The first thing to note is that in an optimal solution, all coefficients $\alpha_i$ are either $0$ or $1$. To see this, suppose you have an optimal solution with some $\alpha_i$ satisfying $0 < \alpha_i < 1$. Then this solution is better than setting $\alpha_i = 0$, and it can be shown that this implies that the objective function is strictly increasing as $\alpha_i$ increases, so $\alpha_i = 1$ gives an even better solution. The next thing to note is that if you have an optimal solution where two $\alpha_i$ are non-zero for two vectors lying in a common half-space, and there is another vector lying in between the two vectors in that half-space, then you must have $\alpha_i = 1$ for the middle vector as well. This is shown by showing that if two vectors in a common half space improve the objective function, then any angle in between the two vectors also improves the objective function. So you only need to search over the $O(n^2)$ subsets of vectors that are consecutive when ordered circularly by angle. Find the best subset when all coefficients for the subset are set to $1$, and you have your optimal solution.

Answer 3

just to give you a different and possibly more general point of view: let $v_i= (sin\theta_i, \cos\theta_i)$ for $i=1,\ldots,n$, and $V=[v_1,v_2...]$, then your problem is

$\max || v_0 ||^2$ s.t. $ v_0 = V\alpha $, $ \alpha_i \in [0,1]$

or more compactly

$\max \frac{1}{2} \alpha^T V^T V \alpha $ s.t. $ \alpha_i \in [0,1]$

From the optimality conditions you can easily see that either $\alpha_i=0$ or $\alpha_i=1$. The problem is not convex, since your are maximizing a convex function (any norm is so).
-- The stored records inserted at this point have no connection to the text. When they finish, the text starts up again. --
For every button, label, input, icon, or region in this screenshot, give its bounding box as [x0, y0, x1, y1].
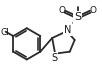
Text: N: N	[64, 25, 72, 35]
Text: S: S	[51, 53, 57, 63]
Text: S: S	[74, 12, 81, 22]
Text: O: O	[58, 6, 65, 15]
Text: O: O	[90, 6, 97, 15]
Text: Cl: Cl	[0, 28, 9, 37]
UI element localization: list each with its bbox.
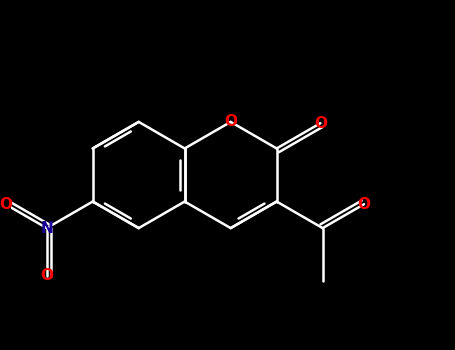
Text: O: O [358, 197, 370, 212]
Text: O: O [40, 268, 53, 284]
Text: O: O [314, 116, 327, 131]
Text: O: O [0, 197, 12, 212]
Text: N: N [40, 220, 53, 236]
Text: O: O [224, 114, 237, 130]
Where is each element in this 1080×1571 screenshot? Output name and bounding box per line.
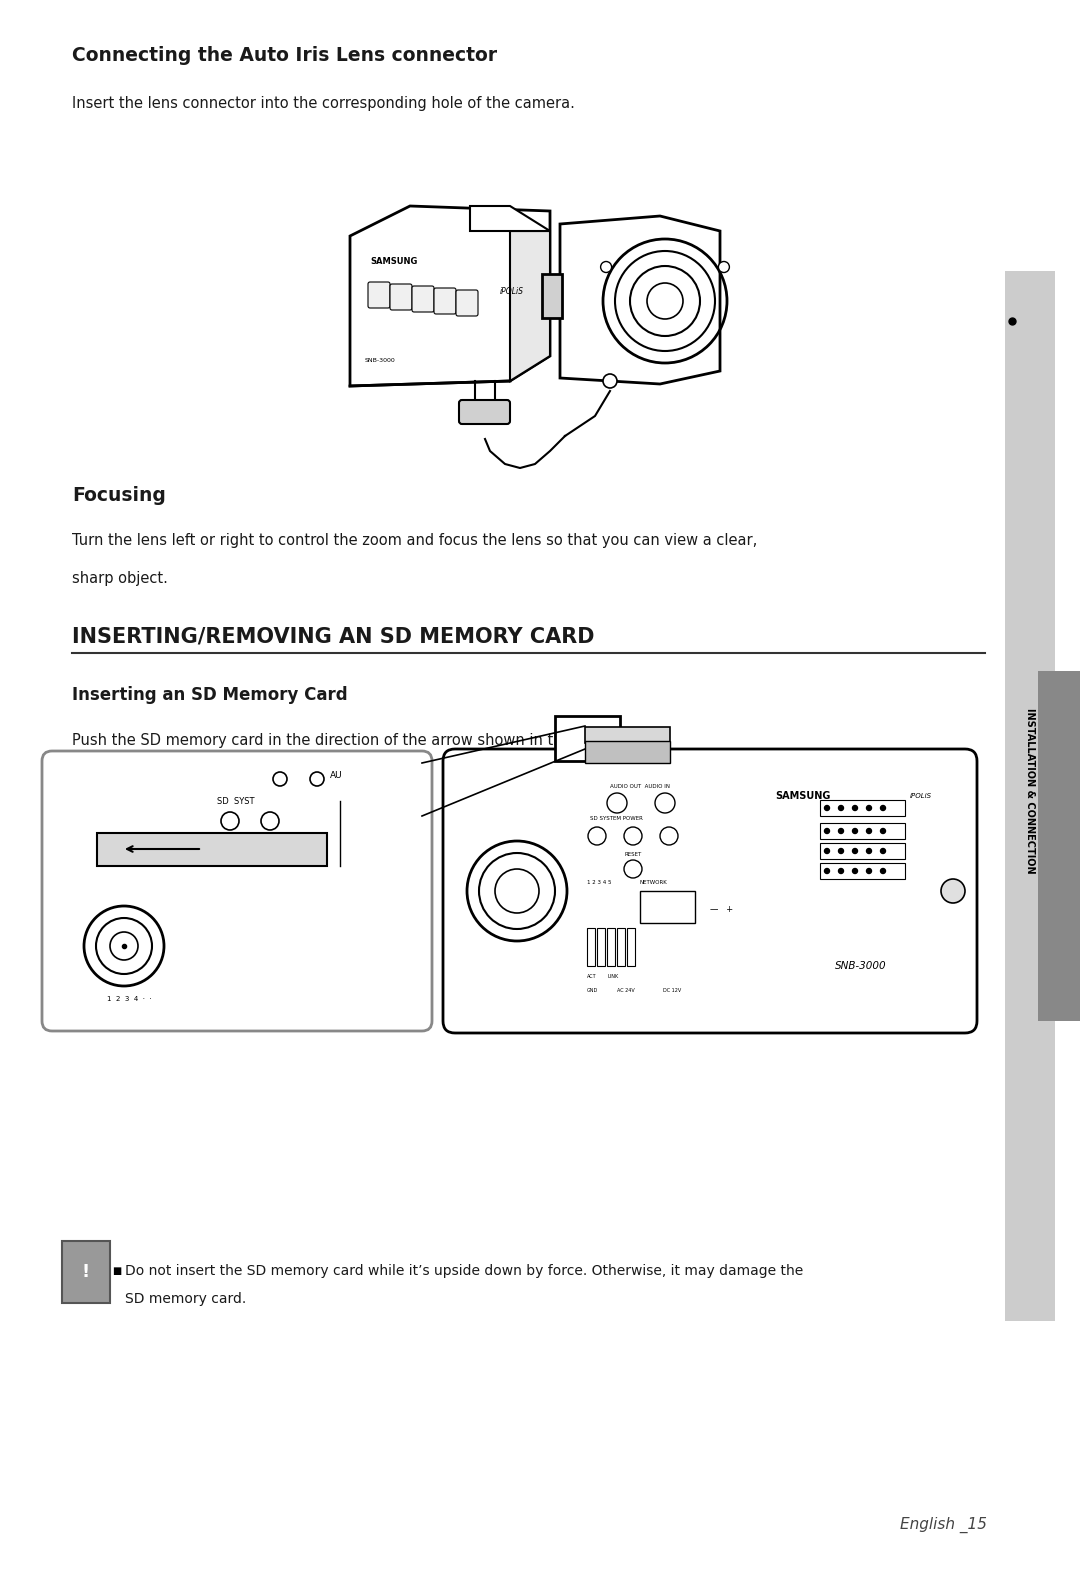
FancyBboxPatch shape [617, 928, 625, 966]
Text: SAMSUNG: SAMSUNG [775, 792, 831, 801]
FancyBboxPatch shape [434, 287, 456, 314]
Polygon shape [555, 716, 620, 760]
Circle shape [866, 848, 872, 853]
Text: Turn the lens left or right to control the zoom and focus the lens so that you c: Turn the lens left or right to control t… [72, 533, 757, 548]
Circle shape [880, 828, 886, 834]
Text: AUDIO OUT  AUDIO IN: AUDIO OUT AUDIO IN [610, 784, 670, 789]
FancyBboxPatch shape [459, 401, 510, 424]
FancyBboxPatch shape [820, 862, 905, 880]
Text: DC 12V: DC 12V [663, 988, 681, 993]
Text: AC 24V: AC 24V [617, 988, 635, 993]
Text: AU: AU [330, 771, 342, 781]
Circle shape [880, 848, 886, 853]
Circle shape [838, 869, 843, 873]
Circle shape [824, 828, 829, 834]
FancyBboxPatch shape [597, 928, 605, 966]
Text: SD memory card.: SD memory card. [125, 1291, 246, 1306]
Polygon shape [510, 231, 550, 382]
Circle shape [824, 848, 829, 853]
FancyBboxPatch shape [411, 286, 434, 313]
Text: Focusing: Focusing [72, 485, 166, 504]
Polygon shape [97, 833, 327, 866]
Text: SAMSUNG: SAMSUNG [370, 256, 417, 265]
Text: NETWORK: NETWORK [640, 880, 667, 886]
Text: English _15: English _15 [900, 1516, 987, 1533]
Text: 1 2 3 4 5: 1 2 3 4 5 [588, 880, 611, 886]
Circle shape [838, 806, 843, 811]
FancyBboxPatch shape [820, 844, 905, 859]
Text: Insert the lens connector into the corresponding hole of the camera.: Insert the lens connector into the corre… [72, 96, 575, 112]
Text: GND: GND [588, 988, 598, 993]
Text: LINK: LINK [607, 974, 618, 979]
FancyBboxPatch shape [390, 284, 411, 309]
Circle shape [718, 261, 729, 272]
Text: iPOLiS: iPOLiS [910, 793, 932, 800]
Text: Inserting an SD Memory Card: Inserting an SD Memory Card [72, 687, 348, 704]
Circle shape [838, 848, 843, 853]
Text: Do not insert the SD memory card while it’s upside down by force. Otherwise, it : Do not insert the SD memory card while i… [125, 1265, 804, 1277]
Circle shape [866, 828, 872, 834]
Circle shape [866, 806, 872, 811]
Text: 1  2  3  4  ·  ·: 1 2 3 4 · · [107, 996, 152, 1002]
FancyBboxPatch shape [542, 273, 562, 317]
Text: INSTALLATION & CONNECTION: INSTALLATION & CONNECTION [1025, 709, 1035, 873]
Circle shape [852, 828, 858, 834]
Text: iPOLiS: iPOLiS [500, 286, 524, 295]
FancyBboxPatch shape [640, 891, 696, 924]
Circle shape [866, 869, 872, 873]
Circle shape [603, 374, 617, 388]
Text: RESET: RESET [624, 851, 642, 856]
Circle shape [880, 869, 886, 873]
Text: INSERTING/REMOVING AN SD MEMORY CARD: INSERTING/REMOVING AN SD MEMORY CARD [72, 625, 594, 646]
FancyBboxPatch shape [368, 283, 390, 308]
Polygon shape [561, 215, 720, 383]
Text: ACT: ACT [588, 974, 596, 979]
Polygon shape [470, 206, 550, 231]
Circle shape [852, 869, 858, 873]
Circle shape [852, 806, 858, 811]
FancyBboxPatch shape [820, 800, 905, 815]
Text: SD  SYST: SD SYST [217, 796, 255, 806]
FancyBboxPatch shape [588, 928, 595, 966]
Text: Connecting the Auto Iris Lens connector: Connecting the Auto Iris Lens connector [72, 46, 497, 64]
Text: —   +: — + [710, 905, 733, 913]
Circle shape [600, 261, 611, 272]
Circle shape [824, 869, 829, 873]
FancyBboxPatch shape [1005, 272, 1055, 1321]
Text: !: ! [82, 1263, 90, 1280]
FancyBboxPatch shape [443, 749, 977, 1034]
Circle shape [941, 880, 966, 903]
Text: sharp object.: sharp object. [72, 570, 167, 586]
FancyBboxPatch shape [62, 1241, 110, 1302]
Polygon shape [350, 206, 550, 386]
FancyBboxPatch shape [1038, 671, 1080, 1021]
FancyBboxPatch shape [607, 928, 615, 966]
Text: Push the SD memory card in the direction of the arrow shown in the diagram.: Push the SD memory card in the direction… [72, 734, 642, 748]
Circle shape [852, 848, 858, 853]
Text: SD SYSTEM POWER: SD SYSTEM POWER [590, 817, 643, 822]
Text: ■: ■ [112, 1266, 121, 1276]
FancyBboxPatch shape [42, 751, 432, 1031]
Text: SNB-3000: SNB-3000 [365, 358, 395, 363]
Text: SNB-3000: SNB-3000 [835, 961, 887, 971]
FancyBboxPatch shape [627, 928, 635, 966]
FancyBboxPatch shape [820, 823, 905, 839]
FancyBboxPatch shape [585, 742, 670, 764]
Circle shape [824, 806, 829, 811]
FancyBboxPatch shape [456, 291, 478, 316]
Circle shape [880, 806, 886, 811]
FancyBboxPatch shape [585, 727, 670, 743]
Circle shape [838, 828, 843, 834]
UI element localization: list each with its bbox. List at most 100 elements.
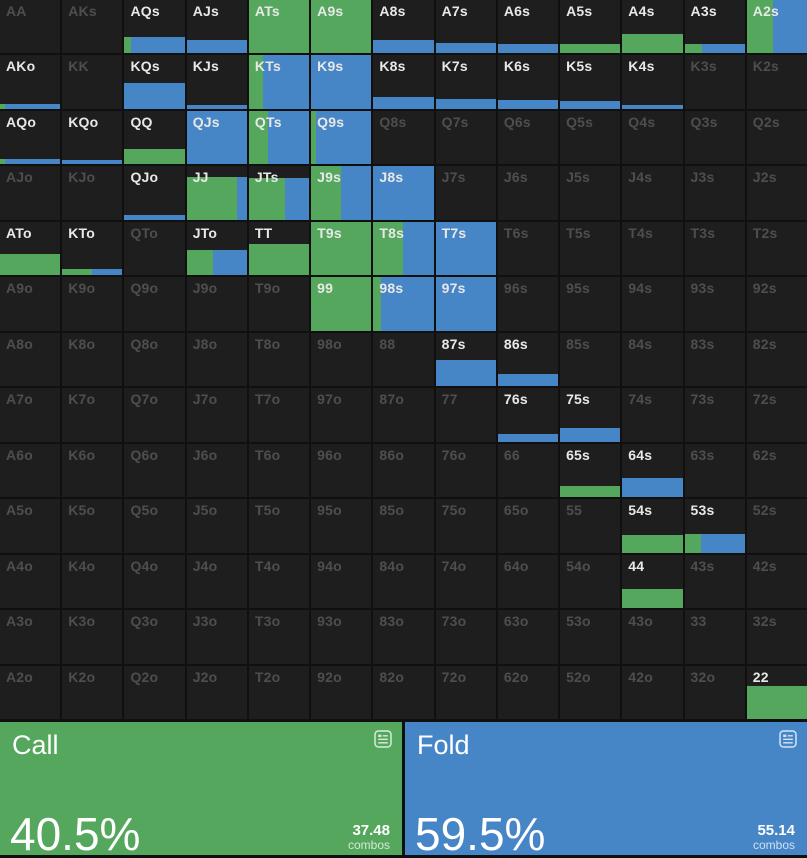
hand-cell-77[interactable]: 77 xyxy=(435,388,496,442)
hand-cell-94s[interactable]: 94s xyxy=(622,277,683,331)
hand-cell-66[interactable]: 66 xyxy=(497,443,559,498)
hand-cell-J6s[interactable]: J6s xyxy=(497,166,559,220)
hand-cell-K2o[interactable]: K2o xyxy=(62,665,123,719)
hand-cell-Q2s[interactable]: Q2s xyxy=(746,110,807,165)
hand-cell-A6s[interactable]: A6s xyxy=(497,0,559,54)
hand-cell-J2s[interactable]: J2s xyxy=(746,166,807,220)
hand-cell-74o[interactable]: 74o xyxy=(435,554,496,609)
hand-cell-72s[interactable]: 72s xyxy=(746,388,807,442)
hand-cell-98s[interactable]: 98s xyxy=(373,277,434,331)
hand-cell-72o[interactable]: 72o xyxy=(435,665,496,719)
hand-cell-A8o[interactable]: A8o xyxy=(0,332,61,387)
hand-cell-AKo[interactable]: AKo xyxy=(0,55,61,109)
hand-cell-KJo[interactable]: KJo xyxy=(62,166,123,220)
hand-cell-AQo[interactable]: AQo xyxy=(0,110,61,165)
hand-cell-84s[interactable]: 84s xyxy=(622,332,683,387)
hand-cell-KJs[interactable]: KJs xyxy=(186,55,247,109)
hand-cell-54s[interactable]: 54s xyxy=(622,499,683,553)
hand-cell-95o[interactable]: 95o xyxy=(311,499,372,553)
hand-cell-A7o[interactable]: A7o xyxy=(0,388,61,442)
hand-cell-K5s[interactable]: K5s xyxy=(560,55,621,109)
hand-cell-Q7o[interactable]: Q7o xyxy=(124,388,185,442)
hand-cell-95s[interactable]: 95s xyxy=(560,277,621,331)
hand-cell-JTo[interactable]: JTo xyxy=(186,221,247,276)
hand-cell-82s[interactable]: 82s xyxy=(746,332,807,387)
hand-cell-33[interactable]: 33 xyxy=(684,610,745,664)
hand-cell-AKs[interactable]: AKs xyxy=(62,0,123,54)
hand-cell-Q4s[interactable]: Q4s xyxy=(622,110,683,165)
hand-cell-K9o[interactable]: K9o xyxy=(62,277,123,331)
hand-cell-55[interactable]: 55 xyxy=(560,499,621,553)
hand-cell-82o[interactable]: 82o xyxy=(373,665,434,719)
hand-cell-K6s[interactable]: K6s xyxy=(497,55,559,109)
hand-cell-J9s[interactable]: J9s xyxy=(311,166,372,220)
hand-cell-86s[interactable]: 86s xyxy=(497,332,559,387)
hand-cell-92s[interactable]: 92s xyxy=(746,277,807,331)
hand-cell-K3o[interactable]: K3o xyxy=(62,610,123,664)
hand-cell-A6o[interactable]: A6o xyxy=(0,443,61,498)
hand-cell-64o[interactable]: 64o xyxy=(497,554,559,609)
hand-cell-T9s[interactable]: T9s xyxy=(311,221,372,276)
hand-cell-Q3s[interactable]: Q3s xyxy=(684,110,745,165)
range-list-icon[interactable] xyxy=(374,730,392,748)
hand-cell-QJs[interactable]: QJs xyxy=(186,110,247,165)
hand-cell-83o[interactable]: 83o xyxy=(373,610,434,664)
hand-cell-K5o[interactable]: K5o xyxy=(62,499,123,553)
hand-cell-65o[interactable]: 65o xyxy=(497,499,559,553)
hand-cell-22[interactable]: 22 xyxy=(746,665,807,719)
hand-cell-T7s[interactable]: T7s xyxy=(435,221,496,276)
hand-cell-K7o[interactable]: K7o xyxy=(62,388,123,442)
hand-cell-T4s[interactable]: T4s xyxy=(622,221,683,276)
hand-cell-AQs[interactable]: AQs xyxy=(124,0,185,54)
hand-cell-A8s[interactable]: A8s xyxy=(373,0,434,54)
hand-cell-32o[interactable]: 32o xyxy=(684,665,745,719)
hand-cell-76o[interactable]: 76o xyxy=(435,443,496,498)
hand-cell-AJs[interactable]: AJs xyxy=(186,0,247,54)
hand-cell-62s[interactable]: 62s xyxy=(746,443,807,498)
hand-cell-85o[interactable]: 85o xyxy=(373,499,434,553)
hand-cell-KTs[interactable]: KTs xyxy=(248,55,310,109)
hand-cell-97s[interactable]: 97s xyxy=(435,277,496,331)
hand-cell-96s[interactable]: 96s xyxy=(497,277,559,331)
hand-cell-K2s[interactable]: K2s xyxy=(746,55,807,109)
hand-cell-A4s[interactable]: A4s xyxy=(622,0,683,54)
hand-cell-83s[interactable]: 83s xyxy=(684,332,745,387)
hand-cell-88[interactable]: 88 xyxy=(373,332,434,387)
hand-cell-85s[interactable]: 85s xyxy=(560,332,621,387)
hand-cell-Q5s[interactable]: Q5s xyxy=(560,110,621,165)
hand-cell-K4s[interactable]: K4s xyxy=(622,55,683,109)
hand-cell-K8s[interactable]: K8s xyxy=(373,55,434,109)
hand-cell-QTs[interactable]: QTs xyxy=(248,110,310,165)
hand-cell-ATs[interactable]: ATs xyxy=(248,0,310,54)
hand-cell-K7s[interactable]: K7s xyxy=(435,55,496,109)
hand-cell-87s[interactable]: 87s xyxy=(435,332,496,387)
hand-cell-94o[interactable]: 94o xyxy=(311,554,372,609)
hand-cell-J5o[interactable]: J5o xyxy=(186,499,247,553)
hand-cell-97o[interactable]: 97o xyxy=(311,388,372,442)
hand-cell-J5s[interactable]: J5s xyxy=(560,166,621,220)
hand-cell-J2o[interactable]: J2o xyxy=(186,665,247,719)
hand-cell-42o[interactable]: 42o xyxy=(622,665,683,719)
hand-cell-KQs[interactable]: KQs xyxy=(124,55,185,109)
hand-cell-A2o[interactable]: A2o xyxy=(0,665,61,719)
hand-cell-99[interactable]: 99 xyxy=(311,277,372,331)
hand-cell-43o[interactable]: 43o xyxy=(622,610,683,664)
hand-cell-AA[interactable]: AA xyxy=(0,0,61,54)
hand-cell-T3o[interactable]: T3o xyxy=(248,610,310,664)
hand-cell-A5s[interactable]: A5s xyxy=(560,0,621,54)
hand-cell-JJ[interactable]: JJ xyxy=(186,166,247,220)
hand-cell-T5s[interactable]: T5s xyxy=(560,221,621,276)
hand-cell-T4o[interactable]: T4o xyxy=(248,554,310,609)
hand-cell-75s[interactable]: 75s xyxy=(560,388,621,442)
hand-cell-Q8o[interactable]: Q8o xyxy=(124,332,185,387)
hand-cell-Q7s[interactable]: Q7s xyxy=(435,110,496,165)
hand-cell-A7s[interactable]: A7s xyxy=(435,0,496,54)
hand-cell-44[interactable]: 44 xyxy=(622,554,683,609)
hand-cell-JTs[interactable]: JTs xyxy=(248,166,310,220)
hand-cell-QJo[interactable]: QJo xyxy=(124,166,185,220)
hand-cell-75o[interactable]: 75o xyxy=(435,499,496,553)
hand-cell-52s[interactable]: 52s xyxy=(746,499,807,553)
hand-cell-Q6o[interactable]: Q6o xyxy=(124,443,185,498)
hand-cell-52o[interactable]: 52o xyxy=(560,665,621,719)
hand-cell-64s[interactable]: 64s xyxy=(622,443,683,498)
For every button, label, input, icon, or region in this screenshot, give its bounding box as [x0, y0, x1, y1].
So if you write down the Lagrangian function you have

$L(\alpha, \lambda_l,\lambda_u)= \frac{1}{2} \alpha^T V^T V \alpha - \lambda_l^T\alpha + \lambda_u^T(\alpha - 1)$

Imposing the KKT conditions you get that $\alpha\in (0,1)$ implies $\lambda_u= \lambda_l= 0$ and hence $V^TV \alpha=0$ which is possible only for $\alpha=0$, being $Z=V^TV$ positive definite. This shows that the solution must be on boundary.

To see that you must be on a corner, you can use the very definition of maximum: let $i$ such that $\alpha_i\in (0,1)$, you can verify that at least one among $\alpha + e_i$ and $\alpha - e_i$ is an ascending direction. Only in a corner you can have only feasible descent direction.

But I think you should look for details on some textbook.

I think that this is in fact a combinatorial problem, and that probably there are no efficient algorithms.

Answer 4

[Work in progress, there are some issues.]

First, we know that the maximum occurs when $\alpha_i = 0 $ or $1$. An easy way to show this, is to prove that if $A, B, C$ are 3 consecutive points in a line, then for any point $X$, $|XB| \leq \max ( |XA|, |XC|)$.

Next, consider the vector $v = \frac{1}{2} \sum v_i$.

We want to compare vectors of the form $ v + \sum \beta_i v_i$, where $ \beta_i = \frac{1}{2}$ or $- \frac{1}{2}$.

It makes most sense to use $\beta_i = \frac{1}{2}$ if $v_i \cdot v \geq 0 $, as that allows you to extend it further out.